MRV tem lucro 23,4% menor no 2º tri

Ao final de junho, a MRV tinha saldo de provisão para manutenção de imóveis de 176,4 milhões de reais

São Paulo – A MRV Engenharia fechou o segundo trimestre com lucro líquido de 145 milhões de reais, queda de 23,4 por cento sobre o ganho obtido um ano antes, ainda refletindo efeitos do começo do ano, conforme dados divulgados nesta segunda-feira.

O resultado também ficou abaixo da previsão média de seis analistas em pesquisa da Reuters, que apontava lucro de 161,2 milhões de reais para a empresa no período.

Já a geração de caixa medida pelo Ebitda (lucro antes de juros, impostos, depreciação e amortização) somou 212 milhões de reais entre abril e junho, 17 por cento menor na relação anual, com a margem caindo de 25,9 para 19,4 por cento.

“Uma série de impactos afetaram negativamente o resultado do primeiro trimestre e ainda tivemos o restante desses impactos, mas isso já está melhorando”, disse à Reuters o vice-presidente financeiro da MRV, Leonardo Corrêa.

Entre os ingredientes que pressionaram a última linha do balanço o executivo citou, como os custos do Termo de Ajustamento de Conduta (TAC) assinado entre a empresa e a Prefeitura de Campinas, em janeiro, e o “contínuo esforço na qualidade de entrega”, acrescentou.

Em termos de qualidade, a construtora e incorporadora continuou a constituir provisões no trimestre passado.


Ao final de junho, a MRV tinha saldo de provisão para manutenção de imóveis de 176,4 milhões de reais, equivalente ao período de garantia para eventuais problemas identificados em imóveis entregues, e outros 10,9 milhões de reais em provisões cíveis e trabalhistas.

O resultado também refletiu um aumento nas linhas de despesas.
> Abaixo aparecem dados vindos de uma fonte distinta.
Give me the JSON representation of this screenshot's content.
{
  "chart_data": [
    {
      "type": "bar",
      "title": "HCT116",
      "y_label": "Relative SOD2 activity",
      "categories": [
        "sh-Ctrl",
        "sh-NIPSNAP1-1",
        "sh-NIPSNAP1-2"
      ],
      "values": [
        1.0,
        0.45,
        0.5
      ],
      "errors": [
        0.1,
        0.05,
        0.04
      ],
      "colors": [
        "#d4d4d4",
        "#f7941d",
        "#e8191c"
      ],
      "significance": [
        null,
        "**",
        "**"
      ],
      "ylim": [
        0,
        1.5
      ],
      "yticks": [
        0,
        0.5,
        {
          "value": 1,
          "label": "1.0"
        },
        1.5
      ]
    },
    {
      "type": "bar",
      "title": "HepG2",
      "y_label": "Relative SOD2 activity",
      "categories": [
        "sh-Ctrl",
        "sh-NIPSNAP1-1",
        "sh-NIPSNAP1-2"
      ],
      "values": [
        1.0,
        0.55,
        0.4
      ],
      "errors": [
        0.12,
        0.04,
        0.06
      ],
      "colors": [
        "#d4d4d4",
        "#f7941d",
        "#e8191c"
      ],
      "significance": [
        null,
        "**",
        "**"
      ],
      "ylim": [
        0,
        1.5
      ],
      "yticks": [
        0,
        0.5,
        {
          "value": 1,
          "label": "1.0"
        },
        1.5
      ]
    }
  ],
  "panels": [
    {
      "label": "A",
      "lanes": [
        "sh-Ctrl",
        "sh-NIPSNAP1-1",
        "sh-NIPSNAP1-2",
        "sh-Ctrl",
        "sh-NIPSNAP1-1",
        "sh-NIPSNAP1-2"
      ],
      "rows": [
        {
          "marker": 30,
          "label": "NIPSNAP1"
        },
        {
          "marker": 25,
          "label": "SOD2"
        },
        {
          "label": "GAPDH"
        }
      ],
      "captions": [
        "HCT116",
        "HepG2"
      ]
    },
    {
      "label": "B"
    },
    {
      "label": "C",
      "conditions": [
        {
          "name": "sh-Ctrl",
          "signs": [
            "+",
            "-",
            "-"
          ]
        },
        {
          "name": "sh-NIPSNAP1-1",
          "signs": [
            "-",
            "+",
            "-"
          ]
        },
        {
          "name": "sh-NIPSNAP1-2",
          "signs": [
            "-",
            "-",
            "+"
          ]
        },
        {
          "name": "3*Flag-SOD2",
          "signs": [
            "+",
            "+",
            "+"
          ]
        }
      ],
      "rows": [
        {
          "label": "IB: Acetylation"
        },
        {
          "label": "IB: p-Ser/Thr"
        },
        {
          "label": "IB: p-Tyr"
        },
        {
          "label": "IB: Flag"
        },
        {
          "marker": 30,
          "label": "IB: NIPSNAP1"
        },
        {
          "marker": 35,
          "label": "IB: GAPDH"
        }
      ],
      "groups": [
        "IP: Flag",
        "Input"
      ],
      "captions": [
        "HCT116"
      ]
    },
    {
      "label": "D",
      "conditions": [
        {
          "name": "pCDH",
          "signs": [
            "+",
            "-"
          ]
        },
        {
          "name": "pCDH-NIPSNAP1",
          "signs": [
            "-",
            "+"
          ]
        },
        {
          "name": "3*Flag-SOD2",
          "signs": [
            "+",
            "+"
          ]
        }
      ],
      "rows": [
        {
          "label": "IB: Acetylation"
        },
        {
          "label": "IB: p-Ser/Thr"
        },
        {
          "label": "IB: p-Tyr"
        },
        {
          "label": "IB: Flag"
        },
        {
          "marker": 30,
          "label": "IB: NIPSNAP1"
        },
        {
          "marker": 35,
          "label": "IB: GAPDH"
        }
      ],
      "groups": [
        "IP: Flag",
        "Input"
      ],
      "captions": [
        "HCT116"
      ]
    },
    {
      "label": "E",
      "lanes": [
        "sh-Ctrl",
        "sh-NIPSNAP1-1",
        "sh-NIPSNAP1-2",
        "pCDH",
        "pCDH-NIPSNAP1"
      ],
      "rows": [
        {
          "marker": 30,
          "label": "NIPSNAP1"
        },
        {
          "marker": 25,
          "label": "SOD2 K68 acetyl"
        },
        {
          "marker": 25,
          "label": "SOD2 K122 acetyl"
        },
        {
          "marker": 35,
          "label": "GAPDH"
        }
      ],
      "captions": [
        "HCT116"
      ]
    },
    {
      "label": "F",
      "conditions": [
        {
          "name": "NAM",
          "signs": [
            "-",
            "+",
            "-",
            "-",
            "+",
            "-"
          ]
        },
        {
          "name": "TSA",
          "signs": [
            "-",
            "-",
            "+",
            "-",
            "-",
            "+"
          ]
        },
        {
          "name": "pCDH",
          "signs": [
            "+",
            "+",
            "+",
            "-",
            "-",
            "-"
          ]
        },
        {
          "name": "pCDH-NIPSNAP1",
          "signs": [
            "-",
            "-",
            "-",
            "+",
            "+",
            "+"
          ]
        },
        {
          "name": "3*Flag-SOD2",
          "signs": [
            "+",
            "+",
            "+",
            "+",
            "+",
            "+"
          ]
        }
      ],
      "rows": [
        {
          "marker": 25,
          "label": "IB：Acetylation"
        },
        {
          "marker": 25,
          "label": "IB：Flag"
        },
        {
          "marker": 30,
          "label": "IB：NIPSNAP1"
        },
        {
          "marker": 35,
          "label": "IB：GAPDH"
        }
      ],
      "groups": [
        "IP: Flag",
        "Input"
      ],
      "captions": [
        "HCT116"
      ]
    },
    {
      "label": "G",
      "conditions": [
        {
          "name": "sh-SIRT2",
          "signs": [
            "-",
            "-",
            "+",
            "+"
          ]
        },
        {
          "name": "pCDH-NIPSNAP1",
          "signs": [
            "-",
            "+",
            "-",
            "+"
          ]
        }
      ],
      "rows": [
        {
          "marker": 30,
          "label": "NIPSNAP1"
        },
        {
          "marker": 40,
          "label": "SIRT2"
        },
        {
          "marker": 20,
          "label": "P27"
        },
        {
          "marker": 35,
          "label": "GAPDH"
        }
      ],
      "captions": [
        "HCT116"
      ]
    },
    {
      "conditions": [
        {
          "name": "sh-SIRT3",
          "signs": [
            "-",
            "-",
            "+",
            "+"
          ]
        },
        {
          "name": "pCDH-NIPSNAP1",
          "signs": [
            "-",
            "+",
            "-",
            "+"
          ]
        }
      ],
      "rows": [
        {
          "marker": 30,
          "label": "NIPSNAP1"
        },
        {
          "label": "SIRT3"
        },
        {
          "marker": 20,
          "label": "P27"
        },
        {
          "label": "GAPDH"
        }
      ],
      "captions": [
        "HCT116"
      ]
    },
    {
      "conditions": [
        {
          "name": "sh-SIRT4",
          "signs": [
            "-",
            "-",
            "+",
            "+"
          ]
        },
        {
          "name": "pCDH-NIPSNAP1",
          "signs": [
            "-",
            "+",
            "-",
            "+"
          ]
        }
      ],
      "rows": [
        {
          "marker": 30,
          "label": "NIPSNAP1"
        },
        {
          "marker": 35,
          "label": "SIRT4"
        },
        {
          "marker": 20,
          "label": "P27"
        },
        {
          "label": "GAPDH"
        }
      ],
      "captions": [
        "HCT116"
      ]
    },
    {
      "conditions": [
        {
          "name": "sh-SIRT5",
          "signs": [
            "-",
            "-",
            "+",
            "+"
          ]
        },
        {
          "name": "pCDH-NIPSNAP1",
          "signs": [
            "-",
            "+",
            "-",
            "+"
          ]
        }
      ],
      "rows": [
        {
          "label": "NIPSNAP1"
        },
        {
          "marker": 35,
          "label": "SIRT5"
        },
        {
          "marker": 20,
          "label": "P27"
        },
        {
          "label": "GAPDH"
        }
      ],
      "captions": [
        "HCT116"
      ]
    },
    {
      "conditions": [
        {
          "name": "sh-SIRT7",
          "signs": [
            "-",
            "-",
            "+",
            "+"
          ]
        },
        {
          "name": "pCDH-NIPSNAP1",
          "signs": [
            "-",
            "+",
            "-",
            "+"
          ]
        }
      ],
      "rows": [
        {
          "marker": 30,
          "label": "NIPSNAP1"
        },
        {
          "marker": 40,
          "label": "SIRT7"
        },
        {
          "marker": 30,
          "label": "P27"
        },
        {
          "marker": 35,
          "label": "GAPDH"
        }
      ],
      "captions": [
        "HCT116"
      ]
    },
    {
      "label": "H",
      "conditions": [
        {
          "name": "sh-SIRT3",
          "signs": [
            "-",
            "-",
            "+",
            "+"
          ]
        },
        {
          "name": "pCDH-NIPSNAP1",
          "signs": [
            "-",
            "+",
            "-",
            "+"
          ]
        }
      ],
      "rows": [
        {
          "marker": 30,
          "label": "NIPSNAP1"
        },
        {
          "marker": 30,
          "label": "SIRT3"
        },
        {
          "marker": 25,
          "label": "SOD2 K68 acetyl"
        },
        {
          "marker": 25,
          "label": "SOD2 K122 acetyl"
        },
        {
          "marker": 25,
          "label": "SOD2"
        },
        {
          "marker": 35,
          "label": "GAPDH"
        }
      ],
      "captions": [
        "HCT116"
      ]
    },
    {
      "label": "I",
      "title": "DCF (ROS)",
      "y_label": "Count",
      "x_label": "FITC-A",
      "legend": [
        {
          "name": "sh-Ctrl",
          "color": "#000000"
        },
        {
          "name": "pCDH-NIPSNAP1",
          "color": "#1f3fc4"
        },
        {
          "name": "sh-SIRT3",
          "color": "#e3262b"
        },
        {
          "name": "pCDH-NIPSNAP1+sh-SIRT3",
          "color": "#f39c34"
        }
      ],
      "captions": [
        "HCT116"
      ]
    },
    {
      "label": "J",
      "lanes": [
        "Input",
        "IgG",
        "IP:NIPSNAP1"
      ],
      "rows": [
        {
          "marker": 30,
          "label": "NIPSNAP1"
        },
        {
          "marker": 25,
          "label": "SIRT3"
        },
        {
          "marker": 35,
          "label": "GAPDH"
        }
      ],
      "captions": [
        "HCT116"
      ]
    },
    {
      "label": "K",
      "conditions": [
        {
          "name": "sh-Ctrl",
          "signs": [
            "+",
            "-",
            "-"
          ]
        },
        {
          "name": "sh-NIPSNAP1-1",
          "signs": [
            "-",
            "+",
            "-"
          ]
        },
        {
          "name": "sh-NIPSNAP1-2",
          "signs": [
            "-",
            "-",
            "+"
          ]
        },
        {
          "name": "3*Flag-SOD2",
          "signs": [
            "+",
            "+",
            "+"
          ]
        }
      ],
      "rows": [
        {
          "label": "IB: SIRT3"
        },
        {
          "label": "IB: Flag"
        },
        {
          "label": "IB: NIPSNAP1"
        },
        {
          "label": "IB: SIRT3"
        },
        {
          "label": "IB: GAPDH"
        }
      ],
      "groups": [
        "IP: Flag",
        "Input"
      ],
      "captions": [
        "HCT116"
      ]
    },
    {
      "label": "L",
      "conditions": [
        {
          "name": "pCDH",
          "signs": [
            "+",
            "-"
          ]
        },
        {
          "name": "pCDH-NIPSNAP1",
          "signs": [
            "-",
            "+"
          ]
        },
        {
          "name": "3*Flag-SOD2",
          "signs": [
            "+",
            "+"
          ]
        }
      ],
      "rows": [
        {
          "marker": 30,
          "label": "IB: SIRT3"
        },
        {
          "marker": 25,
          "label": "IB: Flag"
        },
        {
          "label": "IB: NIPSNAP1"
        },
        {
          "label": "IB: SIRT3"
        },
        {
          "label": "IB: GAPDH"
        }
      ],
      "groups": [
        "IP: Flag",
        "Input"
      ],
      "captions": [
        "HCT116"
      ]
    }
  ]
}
As despesas gerais e administrativas subiram 22 por cento nos três meses até junho, a 57 milhões de reais.

As despesas comerciais, enquanto isso, somaram 72 milhões de reais, alta de 43 por cento ano a ano, decorrente do maior número de plantões de vendas, corretores próprios e investimentos em publicidade.

Do lado positivo, Corrêa assinalou a conclusão de um “ciclo importante para a companhia”, após anos de investimentos em suas operações.

O consumo de caixa no segundo trimestre no segmento residencial foi de 1,8 milhão de reais. A média de consumo de caixa trimestral em 2011 foi de 147 milhões de reais.

A MRV já havia divulgado lançamentos de 1,067 bilhão de reais de abril a junho, alta de 42 por cento ante o mesmo período de 2011.

As vendas contratadas somaram 943 milhões de reais, queda anual de 2,7 por cento, mas alta de 15,6 por cento sobre o primeiro trimestre.

A empresa cumpriu até junho cerca de 35 por cento do ponto médio da estimativa para o fechado de 2012, de vendas entre 4,5 bilhões e 5,5 bilhões de reais.


Com isso, a MRV viu sua receita líquida crescer 10,4 por cento no segundo trimestre, para 1,091 bilhão de reais.

Ministério do Trabalho – A divulgação dos números da MRV ocorre cerca de duas semanas após a empresa ter dois projetos incluídos na lista do Ministério do Trabalho que reúne empregadores que tenham submetido funcionários a condições análogas às de escravo.

Segundo dados do Ministério, fiscalizações realizadas em março e abril de 2011 resultaram em 68 trabalhadores resgatados em condições análogas a escravidão, o que levou a MRV a pagar multa rescisória de aproximadamente 230 mil reais.

O movimento levou a Caixa Econômica Federal, signatária do Pacto Nacional pela Erradicação do Trabalho Escravo no Brasil, a suspender a concessão de novos financiamentos à MRV.

A MRV é uma das principais parceiras da Caixa e a maior repassadora de recursos do programa “Minha Casa, Minha Vida”, do governo federal.

Nesta segunda-feira, Corrêa não quis dar detalhes sobre o andamento do processo, mas afirmou estar “confiante de que haverá solução para esse tema o mais rápido possível”. “É uma situação temporária”, acrescentou.

Ainda nesta segunda-feira, o Ministério Público do Trabalho de Campinas (SP) informou que a MRV entrou com pedido de mandado de segurança, com pedido de liminar, para retirar seu nome da lista. O pedido, segundo o Ministério, foi negado pelo juiz do Trabalho daquela região.

“Os valores, princípios e missão da MRV são incompatíveis com práticas irregulares trabalhistas às quais se refere o Cadastro de Empregadores. A companhia está tomando as medidas legais cabíveis visando à exclusão dos referidos apontamentos no Cadastro”, reiterou a empresa no balanço.